Wansbrough, as well as others in the pro-choice community, are adamant that the problem isn't medical abortions: it's that everything must be done in secret, out of fear for political and social ramifications from the Prince Edward Island government or the anti-abortion community.
University of PEI psychology professor Colleen MacQuarrie has been researching how women have been affected by the province's abortion policies since 2011.
"I had hoped that we were past that now," she told VICE News in reaction to what happened to Cudmore.
If the doctor's reservations were moral, they would have been moot, argued MacQuarrie, because the fetus wouldn't have been viable when Cudmore was being treated.
"I think that he was ill-prepared to deal with a medical abortion gone wrong."
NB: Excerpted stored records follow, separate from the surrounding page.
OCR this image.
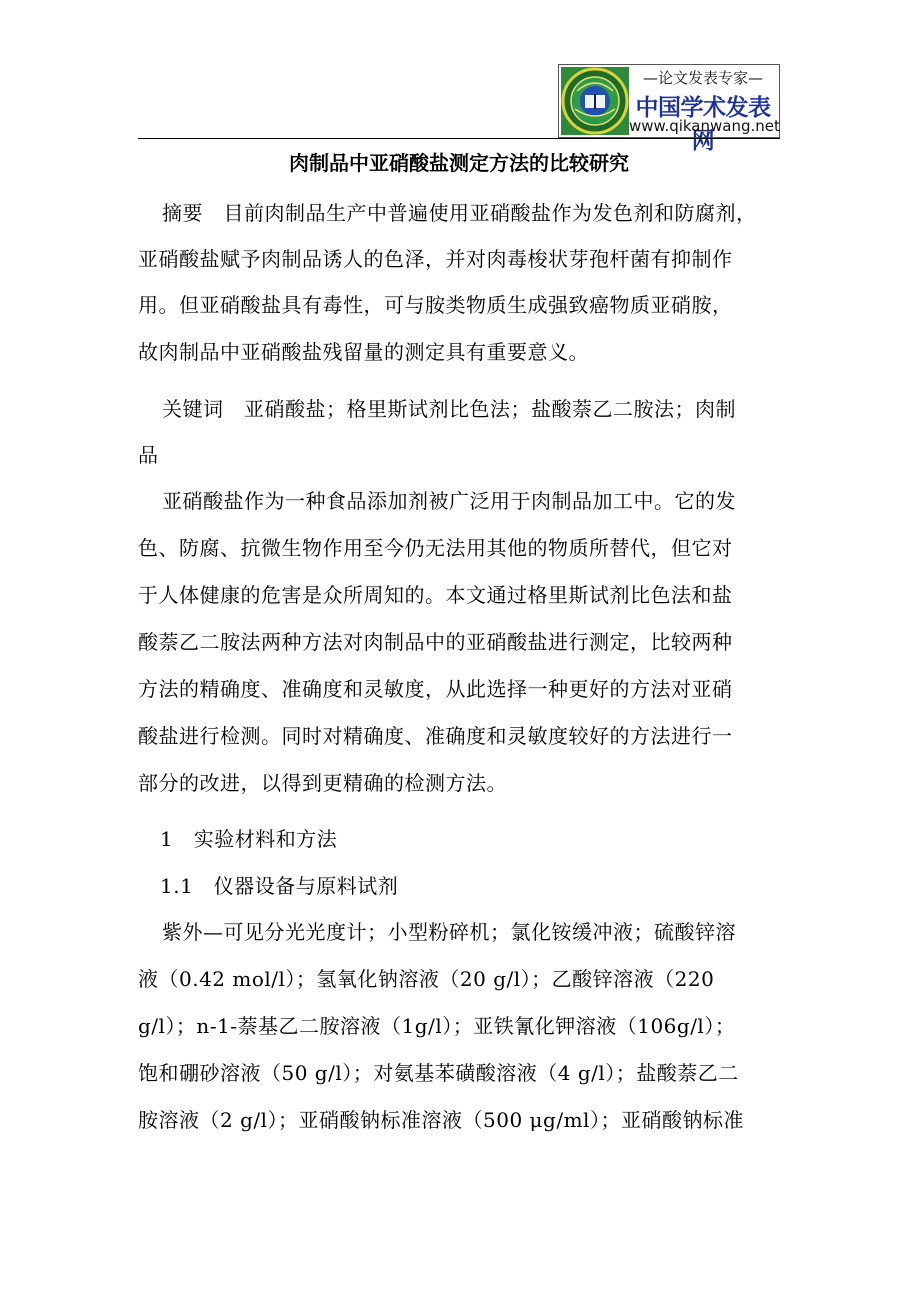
—论文发表专家—
中国学术发表网
www.qikanwang.net
肉制品中亚硝酸盐测定方法的比较研究
摘要　目前肉制品生产中普遍使用亚硝酸盐作为发色剂和防腐剂，
亚硝酸盐赋予肉制品诱人的色泽，并对肉毒梭状芽孢杆菌有抑制作
用。但亚硝酸盐具有毒性，可与胺类物质生成强致癌物质亚硝胺，
故肉制品中亚硝酸盐残留量的测定具有重要意义。
关键词　亚硝酸盐；格里斯试剂比色法；盐酸萘乙二胺法；肉制
品
亚硝酸盐作为一种食品添加剂被广泛用于肉制品加工中。它的发
色、防腐、抗微生物作用至今仍无法用其他的物质所替代，但它对
于人体健康的危害是众所周知的。本文通过格里斯试剂比色法和盐
酸萘乙二胺法两种方法对肉制品中的亚硝酸盐进行测定，比较两种
方法的精确度、准确度和灵敏度，从此选择一种更好的方法对亚硝
酸盐进行检测。同时对精确度、准确度和灵敏度较好的方法进行一
部分的改进，以得到更精确的检测方法。
1　实验材料和方法
1.1　仪器设备与原料试剂
紫外—可见分光光度计；小型粉碎机；氯化铵缓冲液；硫酸锌溶
液（0.42 mol/l）；氢氧化钠溶液（20 g/l）；乙酸锌溶液（220
g/l）；n-1-萘基乙二胺溶液（1g/l）；亚铁氰化钾溶液（106g/l）；
饱和硼砂溶液（50 g/l）；对氨基苯磺酸溶液（4 g/l）；盐酸萘乙二
胺溶液（2 g/l）；亚硝酸钠标准溶液（500 μg/ml）；亚硝酸钠标准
In his statement to the local newspaper, PEI Health Minister Doug Currie said while he was initially highly concerned about Cudmore's case, he has since been "reassured that the standard quality of care was followed and I continue to be even more motivated to work with stakeholders to continue to remove current barriers that are facing Island women that are looking to access this service."
In an open letter, the PEI Abortion Rights Network outlined suggestions, including establishing local, dedicated clinic days for women seeking abortion care.
"First and foremost, anything that gives women a better range of options for reproductive care is beneficial overall," said MacQuarrie.
"But it's like any kind of technology ... If it isn't used appropriately, if it doesn't have the right kind of support, then there can be harm."